Solusi yang terlambat
Pemberlakuan tilang bagi kendaraan tak lolos uji emisi juga merupakan solusi penanganan polusi udara yang tengah digencarkan pemerintah.
Pengamat kebijakan publik dari Universitas Pembangunan Nasional (UPN) Veteran Jakarta, Achmad Nur Hidayat, menilai, uji emisi kendaraan yang digencarkan saat ini merupakan solusi yang terlambat. Padahal, masalah polusi udara sudah ada sejak beberapa tahun lalu. Meski aturan uji emisi kendaraan bermotor sudah ada sejak dulu, pemerintah tidak cukup serius menerapkannya.
”Padahal, uji emisi sangat penting untuk mencegah polusi udara. Kendaraan yang tidak memenuhi standar emisi akan mengeluarkan polutan lebih banyak dan bisa berdampak buruk bagi kualitas udara,” katanya.
Meskipun begitu, Achmad juga mengatakan, kebijakan ini hanyalah solusi jangka pendek. Uji emisi kendaraan bukan solusi komprehensif untuk mengatasi polusi udara di Jakarta dan sekitarnya.
Pemberlakuan tilang bagi kendaraan yang tidak lolos uji emisi memang cara yang baik untuk mendisiplinkan masyarakat. Namun, hal itu tidak akan memberi efek jera jika masyarakat tidak memiliki alternatif kendaraan lain.
Menurut Achmad, masih banyak masyarakat yang bergantung pada kendaraan pribadi untuk mobilitas sehari-hari. Hal ini disebabkan oleh berbagai faktor, antara lain kurangnya alternatif transportasi publik yang memadai.

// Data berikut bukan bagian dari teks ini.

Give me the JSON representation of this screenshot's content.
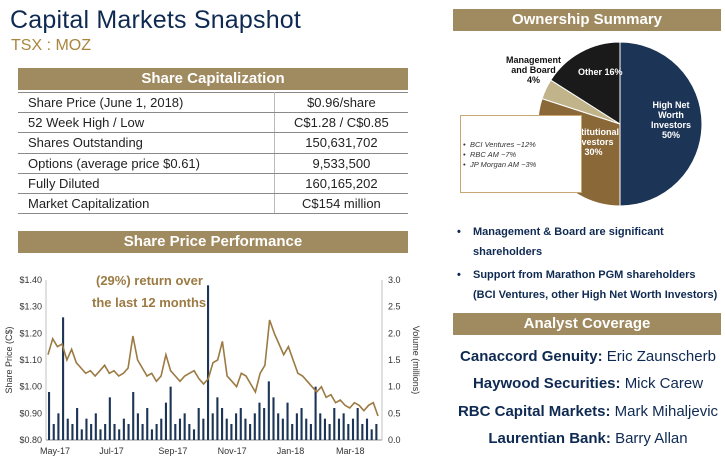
{
  "header": {
    "title": "Capital Markets Snapshot",
    "ticker": "TSX : MOZ"
  },
  "share_cap": {
    "heading": "Share Capitalization",
    "rows": [
      {
        "label": "Share Price (June 1, 2018)",
        "value": "$0.96/share"
      },
      {
        "label": "52 Week High / Low",
        "value": "C$1.28 / C$0.85"
      },
      {
        "label": "Shares Outstanding",
        "value": "150,631,702"
      },
      {
        "label": "Options (average price $0.61)",
        "value": "9,533,500"
      },
      {
        "label": "Fully Diluted",
        "value": "160,165,202"
      },
      {
        "label": "Market Capitalization",
        "value": "C$154 million"
      }
    ]
  },
  "performance": {
    "heading": "Share Price Performance",
    "note_line1": "(29%) return over",
    "note_line2": "the last 12 months"
  },
  "chart_data": {
    "type": "line",
    "xlabel": "",
    "ylabel": "Share Price (C$)",
    "y2label": "Volume (millions)",
    "x_ticks": [
      "May-17",
      "Jul-17",
      "Sep-17",
      "Nov-17",
      "Jan-18",
      "Mar-18"
    ],
    "y_ticks": [
      "$0.80",
      "$0.90",
      "$1.00",
      "$1.10",
      "$1.20",
      "$1.30",
      "$1.40"
    ],
    "y2_ticks": [
      "0.0",
      "0.5",
      "1.0",
      "1.5",
      "2.0",
      "2.5",
      "3.0"
    ],
    "ylim": [
      0.8,
      1.4
    ],
    "y2lim": [
      0,
      3.0
    ],
    "grid": false,
    "series": [
      {
        "values": [
          1.12,
          1.18,
          1.15,
          1.16,
          1.1,
          1.14,
          1.09,
          1.07,
          1.05,
          1.06,
          1.04,
          1.06,
          1.08,
          1.05,
          1.06,
          1.04,
          1.05,
          1.07,
          1.19,
          1.1,
          1.07,
          1.04,
          1.05,
          1.02,
          1.04,
          1.12,
          1.06,
          1.04,
          1.02,
          1.04,
          1.05,
          1.06,
          1.03,
          1.01,
          1.03,
          1.09,
          1.1,
          1.17,
          1.04,
          1.02,
          1.0,
          1.05,
          1.04,
          1.01,
          0.98,
          1.05,
          1.08,
          1.25,
          1.2,
          1.16,
          1.12,
          1.15,
          1.1,
          1.05,
          1.04,
          1.02,
          1.0,
          0.98,
          1.0,
          0.96,
          0.97,
          0.94,
          0.95,
          0.93,
          0.92,
          0.94,
          0.93,
          0.91,
          0.93,
          0.94,
          0.89
        ],
        "color": "#9b7a43"
      },
      {
        "values": [
          0.9,
          0.3,
          0.5,
          2.3,
          0.4,
          0.3,
          0.6,
          0.2,
          0.4,
          0.3,
          0.5,
          0.2,
          0.3,
          0.8,
          0.3,
          0.2,
          0.4,
          0.3,
          0.9,
          0.5,
          0.3,
          0.6,
          0.2,
          0.3,
          0.4,
          0.7,
          1.0,
          0.3,
          0.4,
          0.5,
          0.3,
          0.2,
          0.6,
          0.4,
          2.9,
          0.5,
          0.8,
          0.6,
          0.4,
          0.3,
          0.5,
          0.6,
          0.4,
          0.3,
          0.5,
          0.7,
          0.6,
          1.1,
          0.8,
          0.5,
          0.4,
          0.7,
          0.3,
          0.5,
          0.6,
          0.4,
          0.3,
          1.0,
          0.5,
          0.4,
          0.3,
          0.6,
          0.4,
          0.5,
          0.3,
          0.4,
          0.6,
          0.3,
          0.4,
          0.2,
          0.3
        ],
        "color": "#1c3557"
      }
    ]
  },
  "ownership": {
    "heading": "Ownership Summary",
    "chart_type": "pie",
    "slices": [
      {
        "label_lines": [
          "High Net",
          "Worth",
          "Investors",
          "50%"
        ],
        "value": 50,
        "color": "#1c3557",
        "text_color": "#ffffff"
      },
      {
        "label_lines": [
          "Institutional",
          "Investors",
          "30%"
        ],
        "value": 30,
        "color": "#8a6838",
        "text_color": "#ffffff"
      },
      {
        "label_lines": [
          "Management",
          "and Board",
          "4%"
        ],
        "value": 4,
        "color": "#c2b48a",
        "text_color": "#111111"
      },
      {
        "label_lines": [
          "Other 16%"
        ],
        "value": 16,
        "color": "#1a1a1a",
        "text_color": "#ffffff"
      }
    ],
    "legend_items": [
      "BCI Ventures ~12%",
      "RBC AM ~7%",
      "JP Morgan AM ~3%"
    ],
    "bullets": [
      "Management & Board are significant shareholders",
      "Support from Marathon PGM shareholders (BCI Ventures, other High Net Worth Investors)"
    ]
  },
  "analyst": {
    "heading": "Analyst Coverage",
    "items": [
      {
        "firm": "Canaccord Genuity:",
        "name": "Eric Zaunscherb"
      },
      {
        "firm": "Haywood Securities:",
        "name": "Mick Carew"
      },
      {
        "firm": "RBC Capital Markets:",
        "name": "Mark Mihaljevic"
      },
      {
        "firm": "Laurentian Bank:",
        "name": "Barry Allan"
      }
    ]
  }
}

Hal serupa juga dikatakan Aminullah. Ia menilai, pemerintah sebaiknya menangani masalah kendaraan dari hulunya, yakni sistem transportasi publik yang bisa menjangkau semua orang. Pemerintah dinilai perlu menyediakan angkutan massal untuk mengantar masyarakat ke titik transit di titik yang belum tersedia layanan transportasi umum.

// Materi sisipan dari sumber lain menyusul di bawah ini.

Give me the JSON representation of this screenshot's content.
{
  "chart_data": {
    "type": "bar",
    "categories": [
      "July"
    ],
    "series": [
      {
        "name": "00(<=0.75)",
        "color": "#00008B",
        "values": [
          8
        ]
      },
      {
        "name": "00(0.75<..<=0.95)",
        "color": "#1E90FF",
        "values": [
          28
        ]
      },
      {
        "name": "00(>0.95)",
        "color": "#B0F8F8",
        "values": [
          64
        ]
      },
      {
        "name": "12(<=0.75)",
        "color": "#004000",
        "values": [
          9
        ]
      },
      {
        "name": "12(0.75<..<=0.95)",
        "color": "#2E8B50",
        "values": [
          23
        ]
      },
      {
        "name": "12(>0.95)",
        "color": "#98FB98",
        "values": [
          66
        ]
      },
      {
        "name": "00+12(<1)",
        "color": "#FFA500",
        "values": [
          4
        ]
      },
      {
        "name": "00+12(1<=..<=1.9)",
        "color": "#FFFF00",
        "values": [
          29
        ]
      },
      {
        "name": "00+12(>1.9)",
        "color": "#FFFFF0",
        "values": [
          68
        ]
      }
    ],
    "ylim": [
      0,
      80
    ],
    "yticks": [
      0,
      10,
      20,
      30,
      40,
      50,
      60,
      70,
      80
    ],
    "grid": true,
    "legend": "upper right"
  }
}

Sebelumnya, Polda Metro Jaya menindak 66 kendaraan pada hari pertama pelaksanaan tilang uji emisi, Jumat (1/9/2023). Persentase untuk kendaraan yang terkena tilang uji emisi masing-masing 15 persen untuk sepeda motor dan mobil.
Berdasarkan data Dinas Lingkungan Hidup DKI Jakarta, sebanyak 33 dari 248 mobil yang diperiksa dinyatakan tidak lulus uji emisi. Begitu halnya untuk sepeda motor, yakni sebanyak 33 dari 223 sepeda motor dinyatakan tidak lulus uji emisi.
Pelanggar bakal didenda maksimal Rp 250.000 untuk sepeda motor dan Rp 500.000 untuk mobil. Aturan itu merujuk pada Pasal 285 ayat 1 dan Pasal 286 Undang-Undang Nomor 22 Tahun 2009 tentang Lalu Lintas dan Angkutan Jalan.